Terhadap Produk Tanpa Label Halal, Bagaimana Sikap Kita Seharusnya?
Oleh: Aini Aryani*
Sebagai muslim kita sebisa mungkin menghindari makanan haram. Sehati-hati mungkin. Dan sertifikat halal adalah salah satu wasilahnya (sarana-red).
Namun, tingkat kehati-hatian tiap orang tentu berbeda. Maka dalam memvonis halal dan haram tentu harus dengan cara yang sudah ditetapkan dalam syariat. Bukan dengan feeling atau perasaan yang tidak punya parameter baku.
Sertifikat halal tidak menjadi satu-satunya parameter halal haramnya makanan.
Sebab -sekali lagi- yang menjadi parameter adalah Nash dari Al-Qur'an dan Sunnah yang kemudian ditarik kesimpulan hukumnya melalui disiplin Ilmu Fiqih oleh pakarnya (Fuqaha').
Selama dari makanan tersebut tidak terdeteksi adanya hal-hal yang haram, maka kita tidak bisa menyatakan itu sebagai makanan haram.
Sebab asal hukum dari makanan adalah mubah dan halal, sampai ada bukti valid atas keharamannya.
"Tapi kan sebaiknya kita berhati-hati ?"
Benar.
Berhati-hati adalah keharusan.
Namun demikian kita tetap tidak boleh mengharamkan apa yang belum tentu haram.
Maka, jika pertanyaannya adalah:
1. "Apakah sertifikat halal terhadap produk kuliner itu adalah parameter baku atas halal haramnya makanan?"
Jawabannya: Bukan. Namun sertifikat halal itu menjadi salah satu wasilah untuk menghilangkan keraguan dan was-was.
2. "Bagaimana sebaiknya sikap kita diberi hadiah produk makanan yang tidak bersertifikat halal, tapi kita juga tidak tau itu haram atau tidak?"
Sebaiknya kita hindari. Untuk bersikap berhati-hati. Tanpa harus memvonis orang lain jika memilih sikap yang berbeda dengan kita.

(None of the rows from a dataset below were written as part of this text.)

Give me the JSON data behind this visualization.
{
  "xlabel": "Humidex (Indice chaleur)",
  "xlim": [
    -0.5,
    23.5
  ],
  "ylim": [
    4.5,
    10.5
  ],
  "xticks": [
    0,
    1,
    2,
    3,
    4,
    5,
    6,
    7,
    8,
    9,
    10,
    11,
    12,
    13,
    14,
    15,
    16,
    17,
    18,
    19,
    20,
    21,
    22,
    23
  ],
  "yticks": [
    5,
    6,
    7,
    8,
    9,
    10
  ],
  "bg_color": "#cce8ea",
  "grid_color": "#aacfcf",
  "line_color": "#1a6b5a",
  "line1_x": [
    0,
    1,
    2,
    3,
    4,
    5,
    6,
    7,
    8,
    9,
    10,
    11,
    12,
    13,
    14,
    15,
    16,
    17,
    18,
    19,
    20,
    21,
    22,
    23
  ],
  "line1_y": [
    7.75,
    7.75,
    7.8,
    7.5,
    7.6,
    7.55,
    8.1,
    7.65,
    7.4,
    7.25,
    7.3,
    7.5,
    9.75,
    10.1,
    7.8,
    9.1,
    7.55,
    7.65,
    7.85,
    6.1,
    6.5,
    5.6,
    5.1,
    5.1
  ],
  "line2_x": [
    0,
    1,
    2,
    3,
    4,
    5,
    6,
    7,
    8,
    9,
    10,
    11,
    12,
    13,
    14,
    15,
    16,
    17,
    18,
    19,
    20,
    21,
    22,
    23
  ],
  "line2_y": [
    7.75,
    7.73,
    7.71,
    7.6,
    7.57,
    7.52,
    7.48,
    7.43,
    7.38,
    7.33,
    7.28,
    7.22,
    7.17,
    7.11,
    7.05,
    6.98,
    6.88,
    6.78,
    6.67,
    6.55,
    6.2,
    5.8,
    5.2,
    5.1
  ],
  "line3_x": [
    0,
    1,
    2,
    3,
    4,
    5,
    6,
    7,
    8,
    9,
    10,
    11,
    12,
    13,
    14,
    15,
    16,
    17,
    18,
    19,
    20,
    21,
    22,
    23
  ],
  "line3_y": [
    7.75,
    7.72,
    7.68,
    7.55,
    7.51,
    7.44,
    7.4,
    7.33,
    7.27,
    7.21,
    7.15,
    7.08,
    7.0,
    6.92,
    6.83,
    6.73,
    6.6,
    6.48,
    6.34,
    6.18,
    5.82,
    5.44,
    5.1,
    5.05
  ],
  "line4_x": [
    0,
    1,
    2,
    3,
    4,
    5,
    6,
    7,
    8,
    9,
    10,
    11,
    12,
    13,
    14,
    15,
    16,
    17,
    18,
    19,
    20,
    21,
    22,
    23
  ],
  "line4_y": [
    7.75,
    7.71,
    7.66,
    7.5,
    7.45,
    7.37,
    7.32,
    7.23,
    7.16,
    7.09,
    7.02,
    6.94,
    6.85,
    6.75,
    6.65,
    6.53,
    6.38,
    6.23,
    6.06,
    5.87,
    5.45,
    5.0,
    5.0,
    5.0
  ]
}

Jangan memberi label "haram" pada makanan yang kita sendiri tidak punya bukti valid atas keharamannya. Agar kita terhindar dari larangan: "Mengharamkan apa yang bisa jadi halal". Atau sebaliknya.
Kesimpulan:
Sikap terbaik kita adalah bersikap hati-hati. Sebisa mungkin bersikap wara' dengan meninggalkan yang syubhat, apalagi yang haram. Tanpa harus menyalahkan orang lain yang bersikap berbeda. Sebab tingkat kehati-hatian setiap orang itu berbeda.